Ефим Корнилыч говорил ласково:
- Перед снегом бушует, зима-матушка жалует. Эх, и люблю я, Исаак Ильич, первый снежок, порошу! Чисто, светло, радостно. Русачки гостят в садах, жмутся к жилью, по ночам на огородах жируют. Чуть заиграет зорька, пойдешь потихонечку по садам, доберешься по теплому следку до самого логова, поднимешь косого прямо из-под ног, ахнешь в тишине, как из пушки: здравствуй, мол, гость дорогой, на лямочку милости просим... А русак большой, мех искрится, как боярский кафтан. Принесешь его домой, а старуха уж самоварчик наладила, в окно солнышко заглядывает. Много ли мне надо - жить бы да и жить!
Исаак Ильич слушал, с наслаждением чувствовал, как и старик, благостное дыхание огня, простоту, красоту и счастье жизни... Как ценишь с уходящими годами каждый день, каждый час на этой тихой и шумной, горькой и душистой земле!
Потом он стал собираться в дорогу - бережно свертывал в трубочки картины, на которых сияло счастливое, незабвенное лето. Художник остро сознавал, что в этих холстяных трубочках, хранивших неблекнущее волшебство красок, - вся его творческая судьба. Он или будет признан, то есть получит возможности для дальнейшей, по-настоящему только начинающейся работы, или... у него замирало сердце, но вместе с тем была и какая-то радостная уверенность в успехе.
Левитан, просматривая картины, опять понимал, что многое, бесспорно, удалось, осуществилось и воплотилось в той законченной полноте, как это намечалось творческим воображением и взором (хотя, как всякий настоящий художник, не чувствовал окончательного удовлетворения).
Он зашел в комнату Софьи Петровны.
Она стояла над раскрытым, полосатым внутри чемоданом, о чем-то думала. На кровати в беспорядке грудились летние платья.
- Слушайте, Софи, - сказал Исаак Ильич с гордостью и тревогой, - двадцать три законченных картины за одно лето, вернее, за лето и осень. Как говорят охотники, богатое поле!
- Поздравляю от души. Не забудьте, что я первая поздравляю вас с большим успехом.
- Хорошо, если бы вы и на этот раз оказались моей доброй феей.
Она благодарно улыбнулась, устало поморщилась - ох уж эти сборы! - и со смехом кивнула на груду платьев:
- Пустить разве всю эту музыку по ветру? По крайней мере, смотреть будет весело...
От платьев пахло летним солнцем, свежей волжской волной, росистым березовым лесом, влажными цветами. На одном из них был приколот букетик высохших, осыпавшихся незабудок, на другом - шелестящий василек. Это было трогательно, пробуждало жалость и грусть.

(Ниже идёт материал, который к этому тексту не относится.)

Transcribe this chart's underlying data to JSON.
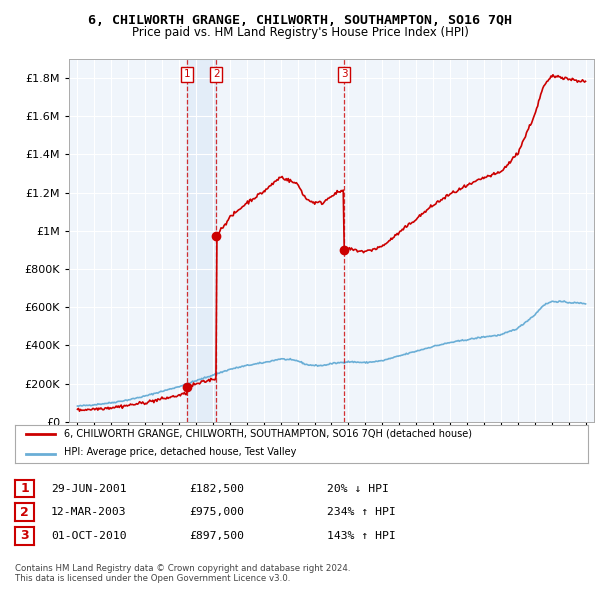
{
  "title": "6, CHILWORTH GRANGE, CHILWORTH, SOUTHAMPTON, SO16 7QH",
  "subtitle": "Price paid vs. HM Land Registry's House Price Index (HPI)",
  "property_label": "6, CHILWORTH GRANGE, CHILWORTH, SOUTHAMPTON, SO16 7QH (detached house)",
  "hpi_label": "HPI: Average price, detached house, Test Valley",
  "property_color": "#cc0000",
  "hpi_color": "#6aaed6",
  "transactions": [
    {
      "number": 1,
      "date": "29-JUN-2001",
      "date_float": 2001.49,
      "price": 182500,
      "hpi_pct": "20% ↓ HPI"
    },
    {
      "number": 2,
      "date": "12-MAR-2003",
      "date_float": 2003.19,
      "price": 975000,
      "hpi_pct": "234% ↑ HPI"
    },
    {
      "number": 3,
      "date": "01-OCT-2010",
      "date_float": 2010.75,
      "price": 897500,
      "hpi_pct": "143% ↑ HPI"
    }
  ],
  "footer": "Contains HM Land Registry data © Crown copyright and database right 2024.\nThis data is licensed under the Open Government Licence v3.0.",
  "ylim": [
    0,
    1900000
  ],
  "xlim": [
    1994.5,
    2025.5
  ],
  "shade_between_tx1_tx2": true
}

Собиралась в отъезд (конечно, тайно и осторожно) и Елена Григорьевна. Она выдвигала ящики дубового комода, складывая в одно место все то, что хотела взять с собой, раскрывала коробки и шкатулки, выложенные внутри упругим и скользким шелком или атласом.
Что чувствовала она перед последней разлукой с тем, кто назывался ее мужем, кому она обещалась быть верной до конца грозными церковными словами?

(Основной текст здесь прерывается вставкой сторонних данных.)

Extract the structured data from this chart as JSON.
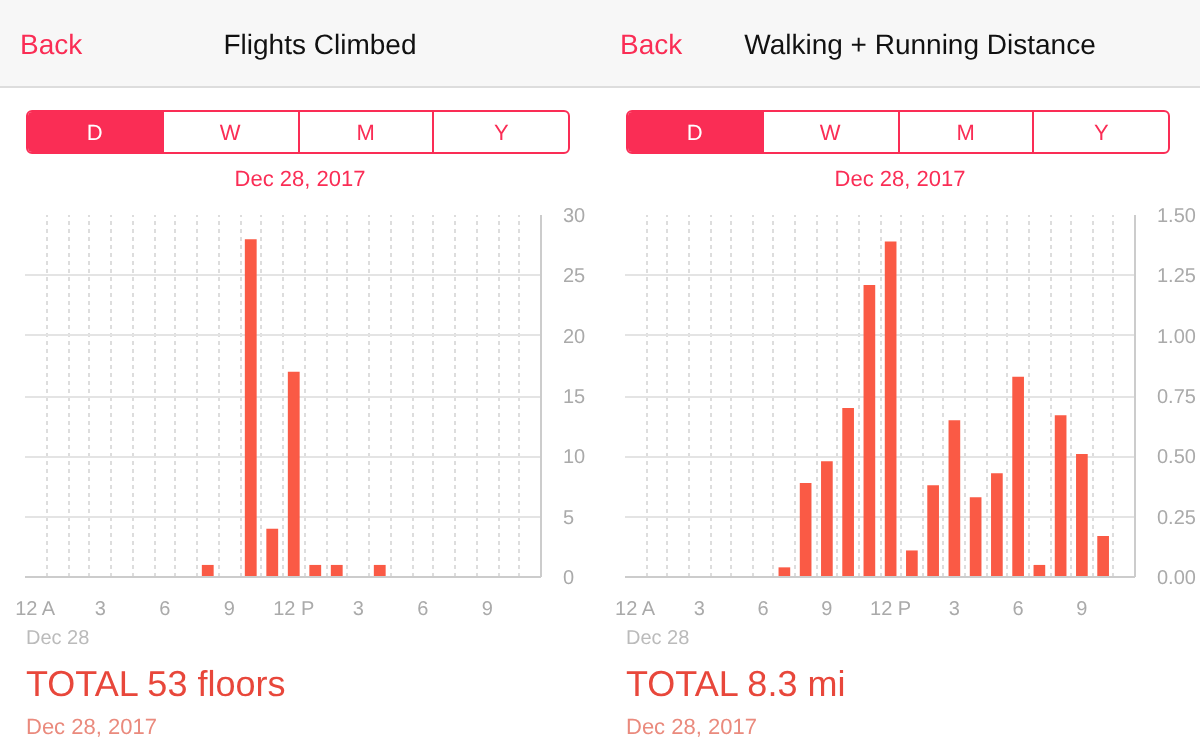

Как всегда в наиболее острые моменты, она чувствовала лишь странное, безвольное оцепенение. Все было ясно, отчетливо - мысли и действия, и одновременно все происходило «само по себе», будто не касаясь сознания.

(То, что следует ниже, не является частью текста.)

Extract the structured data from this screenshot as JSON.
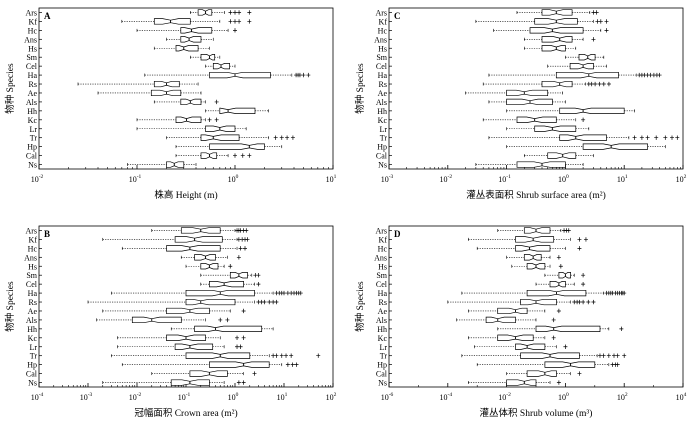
{
  "chart_data": [
    {
      "type": "boxplot",
      "panel_label": "A",
      "xlabel": "株高 Height (m)",
      "ylabel": "物种 Species",
      "xscale": "log",
      "xlim": [
        0.01,
        10
      ],
      "xticks": [
        {
          "v": 0.01,
          "base": "10",
          "exp": "-2"
        },
        {
          "v": 0.1,
          "base": "10",
          "exp": "-1"
        },
        {
          "v": 1,
          "base": "10",
          "exp": "0"
        },
        {
          "v": 10,
          "base": "10",
          "exp": "1"
        }
      ],
      "categories": [
        "Ars",
        "Kf",
        "Hc",
        "Ans",
        "Hs",
        "Sm",
        "Cel",
        "Ha",
        "Rs",
        "Ae",
        "Als",
        "Hh",
        "Kc",
        "Lr",
        "Tr",
        "Hp",
        "Cal",
        "Ns"
      ],
      "boxes": [
        {
          "min": 0.35,
          "q1": 0.42,
          "med": 0.5,
          "q3": 0.58,
          "max": 0.78,
          "out": [
            0.9,
            1.0,
            1.1,
            1.4
          ]
        },
        {
          "min": 0.07,
          "q1": 0.15,
          "med": 0.22,
          "q3": 0.35,
          "max": 0.7,
          "out": [
            0.9,
            1.0,
            1.1,
            1.4
          ]
        },
        {
          "min": 0.1,
          "q1": 0.28,
          "med": 0.36,
          "q3": 0.58,
          "max": 0.85,
          "out": [
            1.0
          ]
        },
        {
          "min": 0.2,
          "q1": 0.28,
          "med": 0.34,
          "q3": 0.45,
          "max": 0.6,
          "out": []
        },
        {
          "min": 0.15,
          "q1": 0.25,
          "med": 0.3,
          "q3": 0.42,
          "max": 0.55,
          "out": []
        },
        {
          "min": 0.35,
          "q1": 0.45,
          "med": 0.55,
          "q3": 0.62,
          "max": 0.7,
          "out": []
        },
        {
          "min": 0.5,
          "q1": 0.6,
          "med": 0.72,
          "q3": 0.88,
          "max": 1.0,
          "out": []
        },
        {
          "min": 0.12,
          "q1": 0.55,
          "med": 1.0,
          "q3": 2.3,
          "max": 3.8,
          "out": [
            4.2,
            4.4,
            4.6,
            5.0,
            5.6
          ]
        },
        {
          "min": 0.025,
          "q1": 0.15,
          "med": 0.2,
          "q3": 0.27,
          "max": 0.42,
          "out": []
        },
        {
          "min": 0.04,
          "q1": 0.14,
          "med": 0.2,
          "q3": 0.28,
          "max": 0.45,
          "out": []
        },
        {
          "min": 0.15,
          "q1": 0.28,
          "med": 0.35,
          "q3": 0.45,
          "max": 0.5,
          "out": [
            0.65
          ]
        },
        {
          "min": 0.5,
          "q1": 0.7,
          "med": 0.85,
          "q3": 1.6,
          "max": 2.2,
          "out": []
        },
        {
          "min": 0.1,
          "q1": 0.25,
          "med": 0.32,
          "q3": 0.45,
          "max": 0.5,
          "out": [
            0.55,
            0.65
          ]
        },
        {
          "min": 0.1,
          "q1": 0.5,
          "med": 0.7,
          "q3": 1.0,
          "max": 1.3,
          "out": []
        },
        {
          "min": 0.2,
          "q1": 0.45,
          "med": 0.6,
          "q3": 1.1,
          "max": 2.2,
          "out": [
            2.6,
            3.0,
            3.4,
            3.9
          ]
        },
        {
          "min": 0.25,
          "q1": 0.55,
          "med": 1.4,
          "q3": 2.0,
          "max": 3.0,
          "out": []
        },
        {
          "min": 0.25,
          "q1": 0.45,
          "med": 0.55,
          "q3": 0.65,
          "max": 0.85,
          "out": [
            1.0,
            1.2,
            1.4
          ]
        },
        {
          "min": 0.08,
          "q1": 0.2,
          "med": 0.24,
          "q3": 0.3,
          "max": 0.4,
          "out": []
        }
      ]
    },
    {
      "type": "boxplot",
      "panel_label": "C",
      "xlabel": "灌丛表面积 Shrub surface area (m²)",
      "ylabel": "物种 Species",
      "xscale": "log",
      "xlim": [
        0.001,
        100
      ],
      "xticks": [
        {
          "v": 0.001,
          "base": "10",
          "exp": "-3"
        },
        {
          "v": 0.01,
          "base": "10",
          "exp": "-2"
        },
        {
          "v": 0.1,
          "base": "10",
          "exp": "-1"
        },
        {
          "v": 1,
          "base": "10",
          "exp": "0"
        },
        {
          "v": 10,
          "base": "10",
          "exp": "1"
        },
        {
          "v": 100,
          "base": "10",
          "exp": "2"
        }
      ],
      "categories": [
        "Ars",
        "Kf",
        "Hc",
        "Ans",
        "Hs",
        "Sm",
        "Cel",
        "Ha",
        "Rs",
        "Ae",
        "Als",
        "Hh",
        "Kc",
        "Lr",
        "Tr",
        "Hp",
        "Cal",
        "Ns"
      ],
      "boxes": [
        {
          "min": 0.15,
          "q1": 0.4,
          "med": 0.7,
          "q3": 1.3,
          "max": 2.6,
          "out": [
            3.0,
            3.4
          ]
        },
        {
          "min": 0.03,
          "q1": 0.3,
          "med": 0.7,
          "q3": 1.6,
          "max": 3.0,
          "out": [
            3.5,
            4.0,
            5.0
          ]
        },
        {
          "min": 0.06,
          "q1": 0.25,
          "med": 0.6,
          "q3": 2.0,
          "max": 4.0,
          "out": [
            5.0
          ]
        },
        {
          "min": 0.2,
          "q1": 0.4,
          "med": 0.8,
          "q3": 1.3,
          "max": 2.0,
          "out": [
            3.0
          ]
        },
        {
          "min": 0.2,
          "q1": 0.4,
          "med": 0.7,
          "q3": 1.0,
          "max": 1.5,
          "out": []
        },
        {
          "min": 1.0,
          "q1": 1.7,
          "med": 2.4,
          "q3": 3.2,
          "max": 4.5,
          "out": []
        },
        {
          "min": 0.5,
          "q1": 1.2,
          "med": 2.0,
          "q3": 3.0,
          "max": 5.0,
          "out": []
        },
        {
          "min": 0.05,
          "q1": 0.7,
          "med": 2.5,
          "q3": 8.0,
          "max": 16.0,
          "out": [
            18,
            20,
            22,
            25,
            28,
            32,
            36,
            40
          ]
        },
        {
          "min": 0.04,
          "q1": 0.4,
          "med": 0.8,
          "q3": 1.3,
          "max": 2.2,
          "out": [
            2.5,
            2.8,
            3.2,
            3.8,
            4.5,
            5.5
          ]
        },
        {
          "min": 0.02,
          "q1": 0.1,
          "med": 0.2,
          "q3": 0.5,
          "max": 0.9,
          "out": []
        },
        {
          "min": 0.05,
          "q1": 0.1,
          "med": 0.25,
          "q3": 0.6,
          "max": 1.0,
          "out": []
        },
        {
          "min": 0.1,
          "q1": 0.8,
          "med": 2.0,
          "q3": 10.0,
          "max": 15.0,
          "out": []
        },
        {
          "min": 0.04,
          "q1": 0.15,
          "med": 0.3,
          "q3": 0.7,
          "max": 1.5,
          "out": [
            2.0
          ]
        },
        {
          "min": 0.1,
          "q1": 0.3,
          "med": 0.6,
          "q3": 1.5,
          "max": 2.5,
          "out": []
        },
        {
          "min": 0.05,
          "q1": 0.8,
          "med": 1.5,
          "q3": 5.0,
          "max": 12.0,
          "out": [
            15,
            20,
            25,
            35,
            50,
            65,
            80
          ]
        },
        {
          "min": 0.1,
          "q1": 2.0,
          "med": 6.0,
          "q3": 25.0,
          "max": 50.0,
          "out": []
        },
        {
          "min": 0.2,
          "q1": 0.5,
          "med": 0.9,
          "q3": 1.5,
          "max": 3.0,
          "out": []
        },
        {
          "min": 0.03,
          "q1": 0.15,
          "med": 0.4,
          "q3": 1.0,
          "max": 2.0,
          "out": []
        }
      ]
    },
    {
      "type": "boxplot",
      "panel_label": "B",
      "xlabel": "冠幅面积 Crown area (m²)",
      "ylabel": "物种 Species",
      "xscale": "log",
      "xlim": [
        0.0001,
        100
      ],
      "xticks": [
        {
          "v": 0.0001,
          "base": "10",
          "exp": "-4"
        },
        {
          "v": 0.001,
          "base": "10",
          "exp": "-3"
        },
        {
          "v": 0.01,
          "base": "10",
          "exp": "-2"
        },
        {
          "v": 0.1,
          "base": "10",
          "exp": "-1"
        },
        {
          "v": 1,
          "base": "10",
          "exp": "0"
        },
        {
          "v": 10,
          "base": "10",
          "exp": "1"
        },
        {
          "v": 100,
          "base": "10",
          "exp": "2"
        }
      ],
      "categories": [
        "Ars",
        "Kf",
        "Hc",
        "Ans",
        "Hs",
        "Sm",
        "Cel",
        "Ha",
        "Rs",
        "Ae",
        "Als",
        "Hh",
        "Kc",
        "Lr",
        "Tr",
        "Hp",
        "Cal",
        "Ns"
      ],
      "boxes": [
        {
          "min": 0.02,
          "q1": 0.08,
          "med": 0.2,
          "q3": 0.5,
          "max": 1.0,
          "out": [
            1.1,
            1.2,
            1.3,
            1.5,
            1.7
          ]
        },
        {
          "min": 0.002,
          "q1": 0.06,
          "med": 0.15,
          "q3": 0.55,
          "max": 1.1,
          "out": [
            1.2,
            1.4,
            1.6,
            1.8
          ]
        },
        {
          "min": 0.005,
          "q1": 0.04,
          "med": 0.12,
          "q3": 0.5,
          "max": 1.1,
          "out": [
            1.3,
            1.6
          ]
        },
        {
          "min": 0.08,
          "q1": 0.15,
          "med": 0.25,
          "q3": 0.4,
          "max": 0.7,
          "out": [
            1.2
          ]
        },
        {
          "min": 0.1,
          "q1": 0.2,
          "med": 0.3,
          "q3": 0.45,
          "max": 0.6,
          "out": [
            0.8
          ]
        },
        {
          "min": 0.2,
          "q1": 0.8,
          "med": 1.2,
          "q3": 1.8,
          "max": 2.2,
          "out": [
            2.6,
            3.0
          ]
        },
        {
          "min": 0.2,
          "q1": 0.3,
          "med": 0.6,
          "q3": 1.5,
          "max": 2.5,
          "out": [
            3.0
          ]
        },
        {
          "min": 0.003,
          "q1": 0.1,
          "med": 0.5,
          "q3": 2.5,
          "max": 6.0,
          "out": [
            7,
            8,
            9,
            10,
            12,
            14,
            16,
            18,
            20,
            22
          ]
        },
        {
          "min": 0.001,
          "q1": 0.1,
          "med": 0.2,
          "q3": 1.0,
          "max": 2.5,
          "out": [
            3,
            3.5,
            4,
            5,
            6,
            7
          ]
        },
        {
          "min": 0.002,
          "q1": 0.04,
          "med": 0.12,
          "q3": 0.3,
          "max": 0.8,
          "out": [
            1.5
          ]
        },
        {
          "min": 0.0015,
          "q1": 0.008,
          "med": 0.02,
          "q3": 0.08,
          "max": 0.25,
          "out": [
            0.5,
            0.7
          ]
        },
        {
          "min": 0.05,
          "q1": 0.15,
          "med": 0.4,
          "q3": 3.5,
          "max": 6.0,
          "out": []
        },
        {
          "min": 0.004,
          "q1": 0.04,
          "med": 0.1,
          "q3": 0.25,
          "max": 0.5,
          "out": [
            1.1,
            1.5
          ]
        },
        {
          "min": 0.004,
          "q1": 0.06,
          "med": 0.12,
          "q3": 0.35,
          "max": 0.6,
          "out": [
            1.1,
            1.3
          ]
        },
        {
          "min": 0.003,
          "q1": 0.1,
          "med": 0.5,
          "q3": 2.0,
          "max": 5.0,
          "out": [
            6,
            7,
            9,
            11,
            14,
            50
          ]
        },
        {
          "min": 0.005,
          "q1": 0.3,
          "med": 1.5,
          "q3": 5.0,
          "max": 9.0,
          "out": [
            12,
            15,
            18
          ]
        },
        {
          "min": 0.02,
          "q1": 0.12,
          "med": 0.3,
          "q3": 0.7,
          "max": 1.5,
          "out": [
            2.5
          ]
        },
        {
          "min": 0.002,
          "q1": 0.05,
          "med": 0.12,
          "q3": 0.3,
          "max": 0.6,
          "out": [
            1.2,
            1.5
          ]
        }
      ]
    },
    {
      "type": "boxplot",
      "panel_label": "D",
      "xlabel": "灌丛体积 Shrub volume (m³)",
      "ylabel": "物种 Species",
      "xscale": "log",
      "xlim": [
        1e-06,
        10000
      ],
      "xticks": [
        {
          "v": 1e-06,
          "base": "10",
          "exp": "-6"
        },
        {
          "v": 0.0001,
          "base": "10",
          "exp": "-4"
        },
        {
          "v": 0.01,
          "base": "10",
          "exp": "-2"
        },
        {
          "v": 1,
          "base": "10",
          "exp": "0"
        },
        {
          "v": 100,
          "base": "10",
          "exp": "2"
        },
        {
          "v": 10000,
          "base": "10",
          "exp": "4"
        }
      ],
      "categories": [
        "Ars",
        "Kf",
        "Hc",
        "Ans",
        "Hs",
        "Sm",
        "Cel",
        "Ha",
        "Rs",
        "Ae",
        "Als",
        "Hh",
        "Kc",
        "Lr",
        "Tr",
        "Hp",
        "Cal",
        "Ns"
      ],
      "boxes": [
        {
          "min": 0.005,
          "q1": 0.04,
          "med": 0.1,
          "q3": 0.3,
          "max": 0.7,
          "out": [
            0.9,
            1.1,
            1.3
          ]
        },
        {
          "min": 0.0005,
          "q1": 0.02,
          "med": 0.08,
          "q3": 0.4,
          "max": 1.5,
          "out": [
            3,
            5
          ]
        },
        {
          "min": 0.001,
          "q1": 0.02,
          "med": 0.06,
          "q3": 0.3,
          "max": 1.0,
          "out": [
            3
          ]
        },
        {
          "min": 0.01,
          "q1": 0.04,
          "med": 0.08,
          "q3": 0.15,
          "max": 0.3,
          "out": [
            0.6
          ]
        },
        {
          "min": 0.015,
          "q1": 0.05,
          "med": 0.1,
          "q3": 0.2,
          "max": 0.3,
          "out": [
            0.7
          ]
        },
        {
          "min": 0.2,
          "q1": 0.6,
          "med": 1.0,
          "q3": 1.5,
          "max": 2.0,
          "out": [
            4.0
          ]
        },
        {
          "min": 0.1,
          "q1": 0.3,
          "med": 0.6,
          "q3": 1.0,
          "max": 2.0,
          "out": [
            4.0
          ]
        },
        {
          "min": 0.0003,
          "q1": 0.05,
          "med": 0.5,
          "q3": 5.0,
          "max": 20,
          "out": [
            25,
            30,
            35,
            40,
            50,
            60,
            70,
            80,
            90,
            100
          ]
        },
        {
          "min": 0.0001,
          "q1": 0.03,
          "med": 0.1,
          "q3": 0.5,
          "max": 1.5,
          "out": [
            2,
            2.5,
            3,
            4,
            6,
            9
          ]
        },
        {
          "min": 0.0005,
          "q1": 0.005,
          "med": 0.02,
          "q3": 0.05,
          "max": 0.2,
          "out": [
            0.6
          ]
        },
        {
          "min": 0.0002,
          "q1": 0.002,
          "med": 0.005,
          "q3": 0.02,
          "max": 0.1,
          "out": [
            0.4
          ]
        },
        {
          "min": 0.005,
          "q1": 0.1,
          "med": 0.4,
          "q3": 15,
          "max": 30,
          "out": [
            80
          ]
        },
        {
          "min": 0.0005,
          "q1": 0.005,
          "med": 0.02,
          "q3": 0.08,
          "max": 0.2,
          "out": [
            0.4
          ]
        },
        {
          "min": 0.0008,
          "q1": 0.02,
          "med": 0.05,
          "q3": 0.2,
          "max": 0.5,
          "out": [
            1.0
          ]
        },
        {
          "min": 0.0003,
          "q1": 0.03,
          "med": 0.3,
          "q3": 3.0,
          "max": 12,
          "out": [
            15,
            20,
            30,
            45,
            60,
            100
          ]
        },
        {
          "min": 0.001,
          "q1": 0.2,
          "med": 1.5,
          "q3": 10,
          "max": 30,
          "out": [
            40,
            50,
            60
          ]
        },
        {
          "min": 0.01,
          "q1": 0.05,
          "med": 0.2,
          "q3": 0.5,
          "max": 1.5,
          "out": [
            3
          ]
        },
        {
          "min": 0.0005,
          "q1": 0.01,
          "med": 0.04,
          "q3": 0.1,
          "max": 0.3,
          "out": [
            0.6
          ]
        }
      ]
    }
  ]
}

Она, как и Софья Петровна, разбирала и складывала платья, надеваемые только в самые большие праздники, подолгу смотрела на дорогие безделушки - перстни с алмазами, брошки, витые браслеты из червонного золота, длинные восточные серьги, узорное ожерелье, полное ослепительных малиновых камней... Все это было привезено из дома и мучительно напоминало отца, который, будь он в живых, не отдал бы ее за Иону Трофимыча!